A reflexão bíblica é elaborada por Adroaldo Palaoro, padre jesuíta, comentando o evangelho da Festa de São Pedro e São Paulo, ciclo A do Ano Litúrgico, que corresponde ao texto bíblico de Mateus 16,13-20.
“E vós, quem dizeis que eu sou?” (Mt 16,15)
Neste domingo, a liturgia nos convida a “fazer memória” de São Pedro e São Paulo, dois personagens instigantes, inspiradores e motivadores para todos nós cristãos, seguidores(as) d’Aquele que continuamente nos desafia com sua pergunta: “E vós, quem dizeis eu sou?”
Não se trata de dar uma resposta teológica, mas de reforçar nossa adesão e identificação à pessoa de Jesus Cristo. Por isso, cada um responde de maneira diferente, porque não há um seguimento igual para todos.

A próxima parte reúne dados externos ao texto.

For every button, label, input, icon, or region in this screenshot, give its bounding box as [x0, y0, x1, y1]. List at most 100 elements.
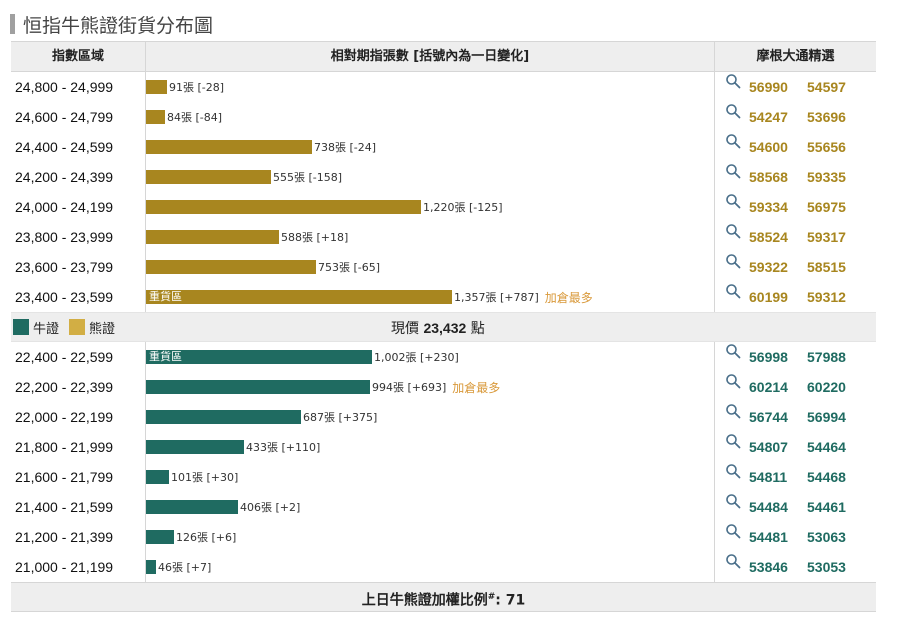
bull-bar[interactable] [146, 440, 244, 454]
bear-row: 24,200 - 24,399 555張 [-158] 58568 59335 [11, 162, 876, 192]
warrant-code-link[interactable]: 58515 [807, 259, 846, 275]
warrant-code-link[interactable]: 54600 [749, 139, 788, 155]
warrant-code-link[interactable]: 54811 [749, 469, 788, 485]
search-icon[interactable] [725, 73, 741, 89]
warrant-code-link[interactable]: 56975 [807, 199, 846, 215]
warrant-code-link[interactable]: 59334 [749, 199, 788, 215]
warrant-code-link[interactable]: 57988 [807, 349, 846, 365]
bear-row: 23,800 - 23,999 588張 [+18] 58524 59317 [11, 222, 876, 252]
bar-value-label: 406張 [+2] [240, 501, 301, 514]
bar-value-label: 588張 [+18] [281, 231, 349, 244]
warrant-code-link[interactable]: 58524 [749, 229, 788, 245]
warrant-code-link[interactable]: 54461 [807, 499, 846, 515]
bear-bar[interactable] [146, 170, 271, 184]
warrant-code-link[interactable]: 54597 [807, 79, 846, 95]
warrant-code-link[interactable]: 54464 [807, 439, 846, 455]
bar-cell: 重貨區 1,357張 [+787] 加倉最多 [145, 282, 715, 312]
bar-value-label: 84張 [-84] [167, 111, 223, 124]
bull-bar[interactable] [146, 380, 370, 394]
search-icon[interactable] [725, 403, 741, 419]
warrant-code-link[interactable]: 59317 [807, 229, 846, 245]
warrant-code-link[interactable]: 60220 [807, 379, 846, 395]
search-icon[interactable] [725, 253, 741, 269]
search-icon[interactable] [725, 373, 741, 389]
warrant-code-link[interactable]: 56744 [749, 409, 788, 425]
jpm-picks: 58568 59335 [715, 162, 876, 192]
search-icon[interactable] [725, 463, 741, 479]
warrant-code-link[interactable]: 56990 [749, 79, 788, 95]
bar-cell: 994張 [+693] 加倉最多 [145, 372, 715, 402]
warrant-code-link[interactable]: 56994 [807, 409, 846, 425]
bar-value-label: 101張 [+30] [171, 471, 239, 484]
bull-bar[interactable] [146, 500, 238, 514]
bull-section: 22,400 - 22,599 重貨區 1,002張 [+230] 56998 5798… [11, 342, 876, 582]
jpm-picks: 54811 54468 [715, 462, 876, 492]
bull-bar[interactable] [146, 410, 301, 424]
bar-cell: 555張 [-158] [145, 162, 715, 192]
search-icon[interactable] [725, 553, 741, 569]
warrant-code-link[interactable]: 59335 [807, 169, 846, 185]
distribution-table: 指數區域 相對期指張數 [括號內為一日變化] 摩根大通精選 24,800 - 2… [11, 41, 876, 612]
current-price: 現價 23,432 點 [391, 313, 485, 344]
warrant-code-link[interactable]: 53696 [807, 109, 846, 125]
header-picks: 摩根大通精選 [756, 49, 835, 64]
search-icon[interactable] [725, 223, 741, 239]
warrant-code-link[interactable]: 54484 [749, 499, 788, 515]
warrant-code-link[interactable]: 53053 [807, 559, 846, 575]
index-range: 21,000 - 21,199 [15, 559, 114, 575]
warrant-code-link[interactable]: 59322 [749, 259, 788, 275]
warrant-code-link[interactable]: 54247 [749, 109, 788, 125]
bear-bar[interactable] [146, 260, 316, 274]
warrant-code-link[interactable]: 60214 [749, 379, 788, 395]
bear-row: 23,600 - 23,799 753張 [-65] 59322 58515 [11, 252, 876, 282]
bear-bar[interactable] [146, 110, 165, 124]
search-icon[interactable] [725, 493, 741, 509]
bull-bar[interactable] [146, 530, 174, 544]
warrant-code-link[interactable]: 54468 [807, 469, 846, 485]
warrant-code-link[interactable]: 53063 [807, 529, 846, 545]
bear-bar[interactable] [146, 80, 167, 94]
bar-cell: 738張 [-24] [145, 132, 715, 162]
bear-bar[interactable] [146, 200, 421, 214]
bull-bar[interactable]: 重貨區 [146, 350, 372, 364]
bar-value-label: 753張 [-65] [318, 261, 381, 274]
bar-value-label: 1,357張 [+787] [454, 291, 539, 304]
warrant-code-link[interactable]: 59312 [807, 289, 846, 305]
search-icon[interactable] [725, 523, 741, 539]
bar-value-label: 687張 [+375] [303, 411, 378, 424]
search-icon[interactable] [725, 433, 741, 449]
search-icon[interactable] [725, 163, 741, 179]
warrant-code-link[interactable]: 54807 [749, 439, 788, 455]
heavy-zone-label: 重貨區 [149, 290, 182, 303]
search-icon[interactable] [725, 283, 741, 299]
page-title: 恒指牛熊證街貨分布圖 [23, 14, 214, 37]
warrant-code-link[interactable]: 58568 [749, 169, 788, 185]
index-range: 22,400 - 22,599 [15, 349, 114, 365]
bear-bar[interactable] [146, 230, 279, 244]
footer-mark: # [487, 592, 496, 602]
legend-bull-label: 牛證 [33, 321, 60, 337]
warrant-code-link[interactable]: 54481 [749, 529, 788, 545]
warrant-code-link[interactable]: 55656 [807, 139, 846, 155]
bull-bar[interactable] [146, 560, 156, 574]
warrant-code-link[interactable]: 60199 [749, 289, 788, 305]
search-icon[interactable] [725, 103, 741, 119]
bull-row: 21,000 - 21,199 46張 [+7] 53846 53053 [11, 552, 876, 582]
search-icon[interactable] [725, 343, 741, 359]
bear-bar[interactable]: 重貨區 [146, 290, 452, 304]
bear-row: 24,400 - 24,599 738張 [-24] 54600 55656 [11, 132, 876, 162]
bar-value-label: 994張 [+693] [372, 381, 447, 394]
search-icon[interactable] [725, 193, 741, 209]
bear-row: 24,600 - 24,799 84張 [-84] 54247 53696 [11, 102, 876, 132]
jpm-picks: 59334 56975 [715, 192, 876, 222]
search-icon[interactable] [725, 133, 741, 149]
warrant-code-link[interactable]: 53846 [749, 559, 788, 575]
warrant-code-link[interactable]: 56998 [749, 349, 788, 365]
bear-row: 24,800 - 24,999 91張 [-28] 56990 54597 [11, 72, 876, 102]
bar-cell: 406張 [+2] [145, 492, 715, 522]
bear-bar[interactable] [146, 140, 312, 154]
bull-bar[interactable] [146, 470, 169, 484]
bar-cell: 46張 [+7] [145, 552, 715, 582]
jpm-picks: 56744 56994 [715, 402, 876, 432]
index-range: 21,800 - 21,999 [15, 439, 114, 455]
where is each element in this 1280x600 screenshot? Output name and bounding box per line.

Foi assim que, Pedro e Paulo, com suas personalidades tão distintas, deixaram-se impactar pela pergunta de Jesus e souberam responder com a vida; por isso, eles são referências para nós.
Há perguntas inofensivas, fáceis de responder e que não nos comprometem. O problema está quando nos fazem perguntas nas quais nos sentimos implicados.
Há perguntas que parecem ser de pesquisas; e há perguntas que nos des-velam por dentro. Há perguntas secundárias sobre as quais podemos dizer qualquer coisa. E há perguntas essenciais que nos movem a falar de nós mesmos. E essas perguntas doem porque são perguntas que desnudam o fundo de nosso coração. São perguntas que nos implicam naquilo que somos realmente.
O perguntar é ousado, instigante; perguntar contém desafio, provocação; leva dose de irreverência.
“Perguntar é mergulhar no abismo” (Exupéry). As perguntas têm uma força que não encontramos nas respostas. Enquanto perguntamos por alguém, palpita em nós um impulso, um interesse que não se apaga enquanto não sacia nossa curiosidade.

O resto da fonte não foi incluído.